Suruga Bank said Wednesday it has extended over ¥1 trillion ($9.1 billion) in confirmed and suspected fraudulent housing loans.
In an attempt to restore trust among investors and clients following revelations last year of a spate of financing scandals, the regional lender also said it will form a business tie-up with Tokyo-based Shinsei Bank in the field of personal loans, among other services.
The bank based in Shizuoka Prefecture asked an outside lawyer in October to conduct full-fledged investigations into its loans provided for the purchase of investment real estate after it admitted to falsifying documents to smooth the process of examining customers’ repayment abilities.

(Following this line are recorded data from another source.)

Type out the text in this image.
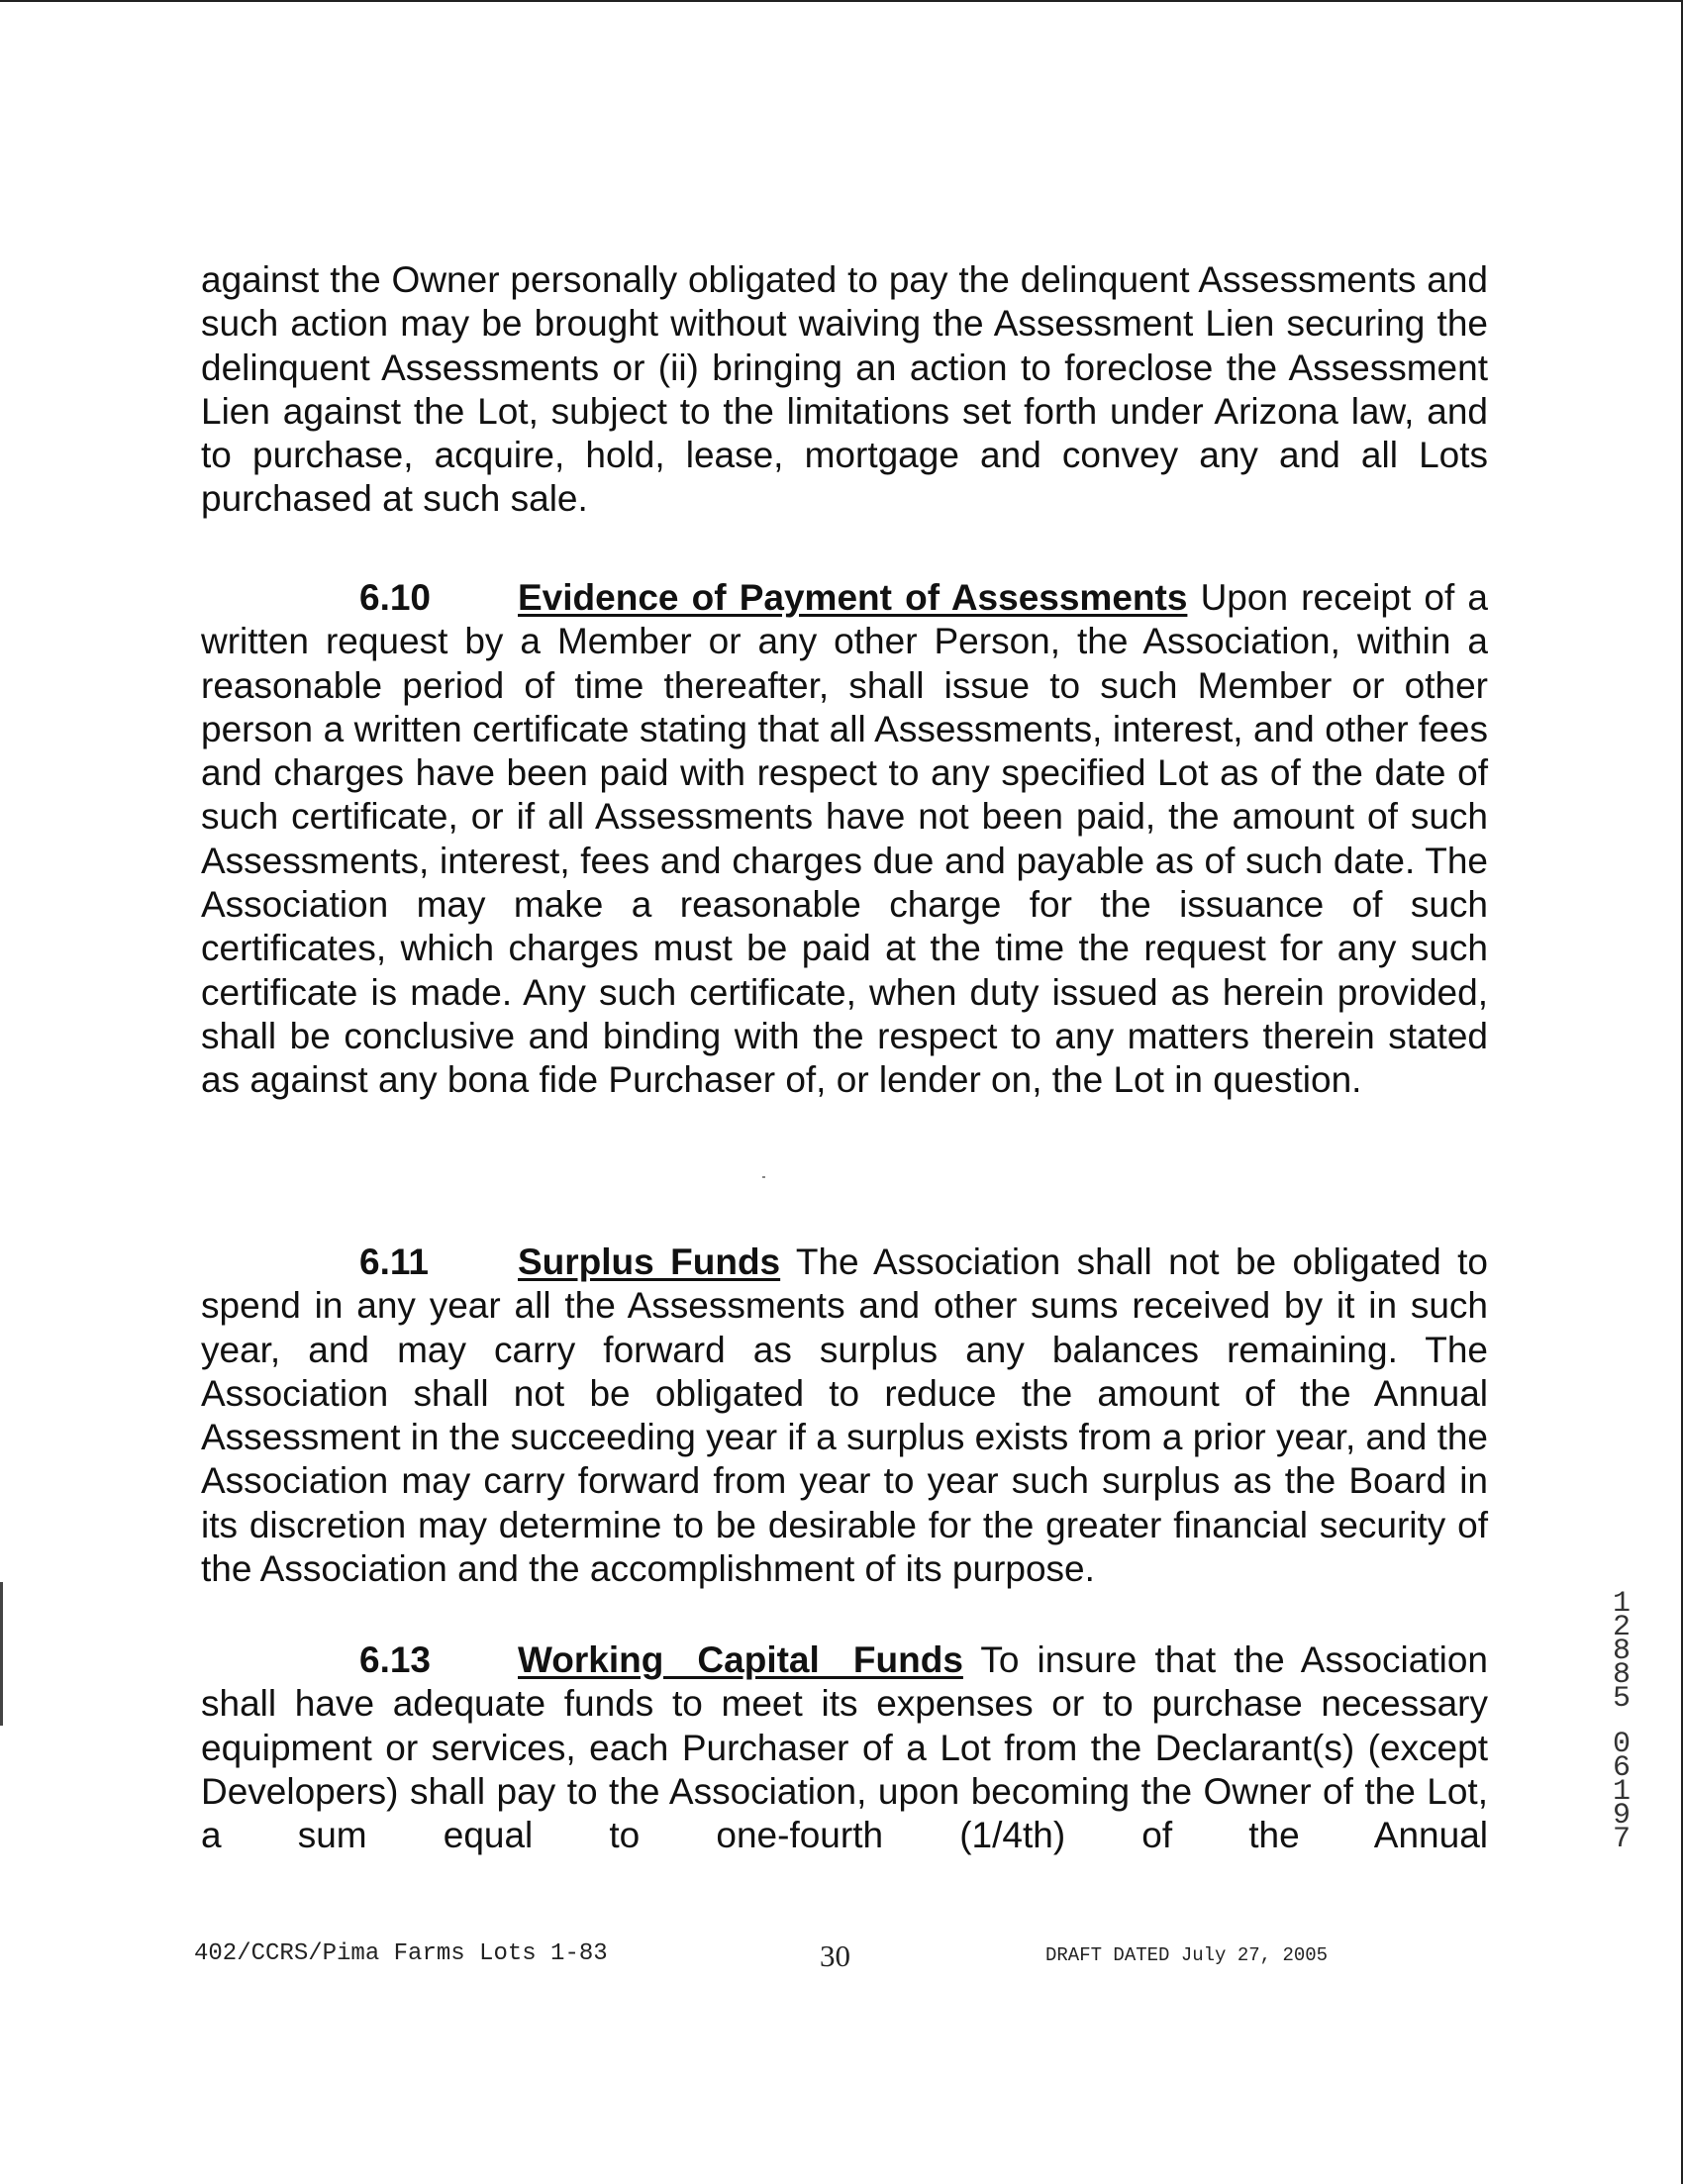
against the Owner personally obligated to pay the delinquent Assessments and such action may be brought without waiving the Assessment Lien securing the delinquent Assessments or (ii) bringing an action to foreclose the Assessment Lien against the Lot, subject to the limitations set forth under Arizona law, and to purchase, acquire, hold, lease, mortgage and convey any and all Lots purchased at such sale.

6.10 Evidence of Payment of Assessments Upon receipt of a written request by a Member or any other Person, the Association, within a reasonable period of time thereafter, shall issue to such Member or other person a written certificate stating that all Assessments, interest, and other fees and charges have been paid with respect to any specified Lot as of the date of such certificate, or if all Assessments have not been paid, the amount of such Assessments, interest, fees and charges due and payable as of such date. The Association may make a reasonable charge for the issuance of such certificates, which charges must be paid at the time the request for any such certificate is made. Any such certificate, when duty issued as herein provided, shall be conclusive and binding with the respect to any matters therein stated as against any bona fide Purchaser of, or lender on, the Lot in question.

6.11 Surplus Funds The Association shall not be obligated to spend in any year all the Assessments and other sums received by it in such year, and may carry forward as surplus any balances remaining. The Association shall not be obligated to reduce the amount of the Annual Assessment in the succeeding year if a surplus exists from a prior year, and the Association may carry forward from year to year such surplus as the Board in its discretion may determine to be desirable for the greater financial security of the Association and the accomplishment of its purpose.

6.13 Working Capital Funds To insure that the Association shall have adequate funds to meet its expenses or to purchase necessary equipment or services, each Purchaser of a Lot from the Declarant(s) (except Developers) shall pay to the Association, upon becoming the Owner of the Lot, a sum equal to one-fourth (1/4th) of the Annual

402/CCRS/Pima Farms Lots 1-83	30	DRAFT DATED July 27, 2005
1
2
8
8
5
0
6
1
9
7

About 38,000 properties, including “share houses,” where bathrooms, kitchens and other facilities are used in common by tenants, were subject to the probe. The lawyer’s team concluded that about 60 percent of the combined balance of the loans, worth ¥1.8 trillion, is suspected to be fraudulent.
“I sincerely apologize that so many cases of wrongdoing have been found,” Suruga Bank President Michio Arikuni said at a news conference in the city of Numazu.

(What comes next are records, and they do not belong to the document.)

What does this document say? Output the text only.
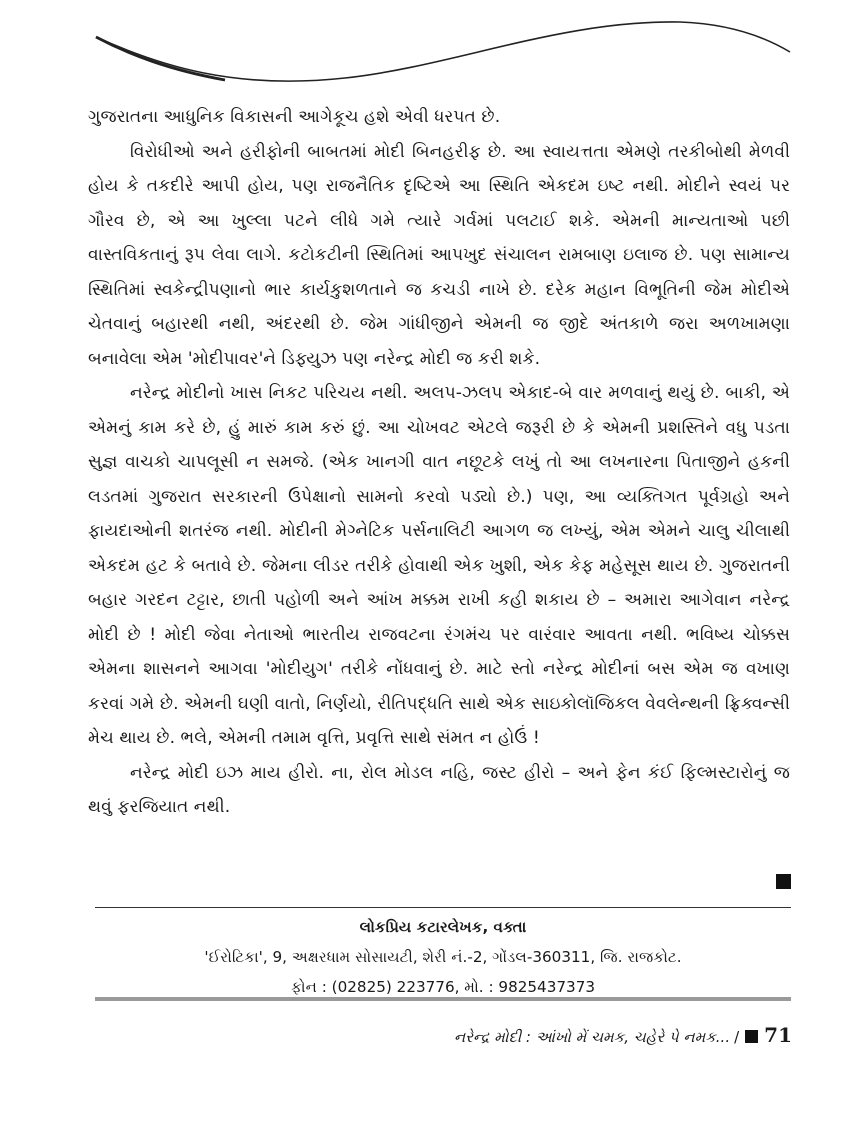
ગુજરાતના આધુનિક વિકાસની આગેકૂચ હશે એવી ધરપત છે.

વિરોધીઓ અને હરીફોની બાબતમાં મોદી બિનહરીફ છે. આ સ્વાયત્તતા એમણે તરકીબોથી મેળવી હોય કે તકદીરે આપી હોય, પણ રાજનૈતિક દૃષ્ટિએ આ સ્થિતિ એકદમ ઇષ્ટ નથી. મોદીને સ્વયં પર ગૌરવ છે, એ આ ખુલ્લા પટને લીધે ગમે ત્યારે ગર્વમાં પલટાઈ શકે. એમની માન્યતાઓ પછી વાસ્તવિકતાનું રૂપ લેવા લાગે. કટોકટીની સ્થિતિમાં આપખુદ સંચાલન રામબાણ ઇલાજ છે. પણ સામાન્ય સ્થિતિમાં સ્વકેન્દ્રીપણાનો ભાર કાર્યકુશળતાને જ કચડી નાખે છે. દરેક મહાન વિભૂતિની જેમ મોદીએ ચેતવાનું બહારથી નથી, અંદરથી છે. જેમ ગાંધીજીને એમની જ જીદે અંતકાળે જરા અળખામણા બનાવેલા એમ 'મોદીપાવર'ને ડિફ્યુઝ પણ નરેન્દ્ર મોદી જ કરી શકે.

નરેન્દ્ર મોદીનો ખાસ નિકટ પરિચય નથી. અલપ-ઝલપ એકાદ-બે વાર મળવાનું થયું છે. બાકી, એ એમનું કામ કરે છે, હું મારું કામ કરું છું. આ ચોખવટ એટલે જરૂરી છે કે એમની પ્રશસ્તિને વધુ પડતા સુજ્ઞ વાચકો ચાપલૂસી ન સમજે. (એક ખાનગી વાત નછૂટકે લખું તો આ લખનારના પિતાજીને હકની લડતમાં ગુજરાત સરકારની ઉપેક્ષાનો સામનો કરવો પડ્યો છે.) પણ, આ વ્યક્તિગત પૂર્વગ્રહો અને ફાયદાઓની શતરંજ નથી. મોદીની મેગ્નેટિક પર્સનાલિટી આગળ જ લખ્યું, એમ એમને ચાલુ ચીલાથી એકદમ હટ કે બતાવે છે. જેમના લીડર તરીકે હોવાથી એક ખુશી, એક કેફ મહેસૂસ થાય છે. ગુજરાતની બહાર ગરદન ટટ્ટાર, છાતી પહોળી અને આંખ મક્કમ રાખી કહી શકાય છે – અમારા આગેવાન નરેન્દ્ર મોદી છે ! મોદી જેવા નેતાઓ ભારતીય રાજવટના રંગમંચ પર વારંવાર આવતા નથી. ભવિષ્ય ચોક્કસ એમના શાસનને આગવા 'મોદીયુગ' તરીકે નોંધવાનું છે. માટે સ્તો નરેન્દ્ર મોદીનાં બસ એમ જ વખાણ કરવાં ગમે છે. એમની ઘણી વાતો, નિર્ણયો, રીતિપદ્ધતિ સાથે એક સાઇકોલૉજિકલ વેવલેન્થની ફ્રિક્વન્સી મેચ થાય છે. ભલે, એમની તમામ વૃત્તિ, પ્રવૃત્તિ સાથે સંમત ન હોઉં !

નરેન્દ્ર મોદી ઇઝ માય હીરો. ના, રોલ મોડલ નહિ, જસ્ટ હીરો – અને ફેન કંઈ ફિલ્મસ્ટારોનું જ થવું ફરજિયાત નથી.

લોકપ્રિય કટારલેખક, વક્તા
'ઈરોટિકા', 9, અક્ષરધામ સોસાયટી, શેરી નં.-2, ગોંડલ-360311, જિ. રાજકોટ.
ફોન : (02825) 223776, મો. : 9825437373
નરેન્દ્ર મોદી : આંખો મેં ચમક, ચહેરે પે નમક... / 71
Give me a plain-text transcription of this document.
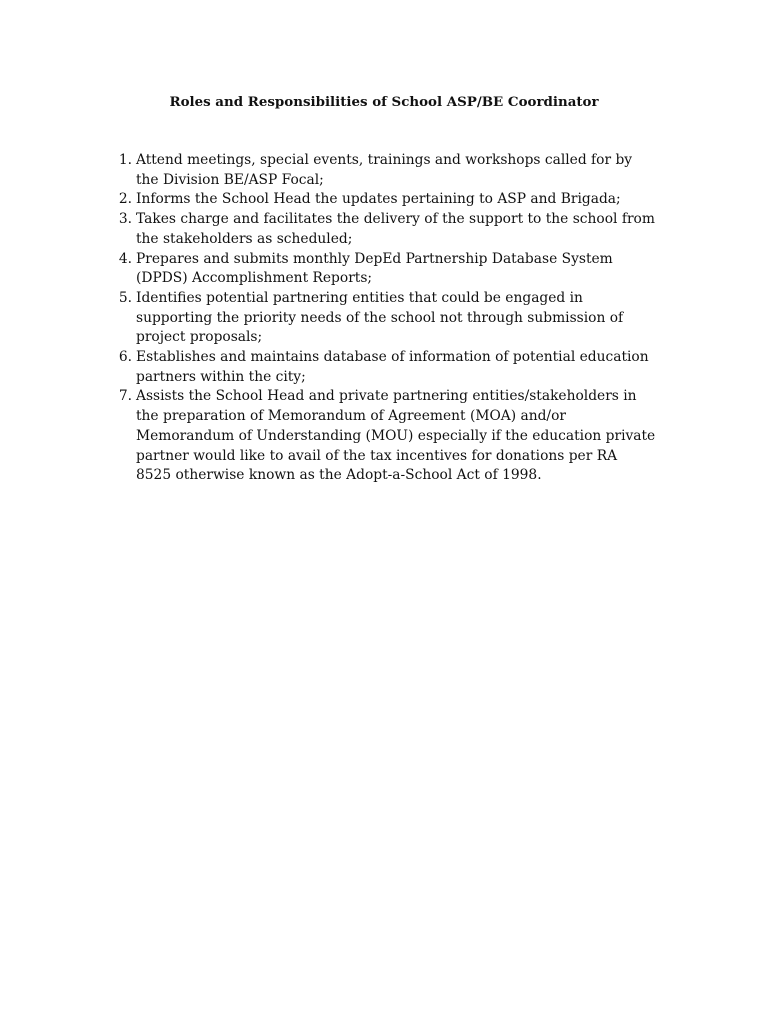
Roles and Responsibilities of School ASP/BE Coordinator
1. Attend meetings, special events, trainings and workshops called for by
the Division BE/ASP Focal;
2. Informs the School Head the updates pertaining to ASP and Brigada;
3. Takes charge and facilitates the delivery of the support to the school from
the stakeholders as scheduled;
4. Prepares and submits monthly DepEd Partnership Database System
(DPDS) Accomplishment Reports;
5. Identifies potential partnering entities that could be engaged in
supporting the priority needs of the school not through submission of
project proposals;
6. Establishes and maintains database of information of potential education
partners within the city;
7. Assists the School Head and private partnering entities/stakeholders in
the preparation of Memorandum of Agreement (MOA) and/or
Memorandum of Understanding (MOU) especially if the education private
partner would like to avail of the tax incentives for donations per RA
8525 otherwise known as the Adopt-a-School Act of 1998.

In addition to Shinsei Bank, the regional bank has decided to form a business alliance with electronics retailer Nojima Corp., seeking to jointly carry out credit card services.
Suruga Bank is expected to consider capital alliances with the two partners, aiming to overhaul its business model that has heavily relied on loans for real estate investment.
Arikuni said Suruga Bank is open to building business partnerships with other companies.
In the business year ended in March, the bank said Wednesday it incurred a group net loss of ¥97.15 billion, the first annual red ink in 17 years, compared with the previous year’s profit of ¥6.99 billion. For the current fiscal year, the bank expects to post a net profit of ¥10.5 billion.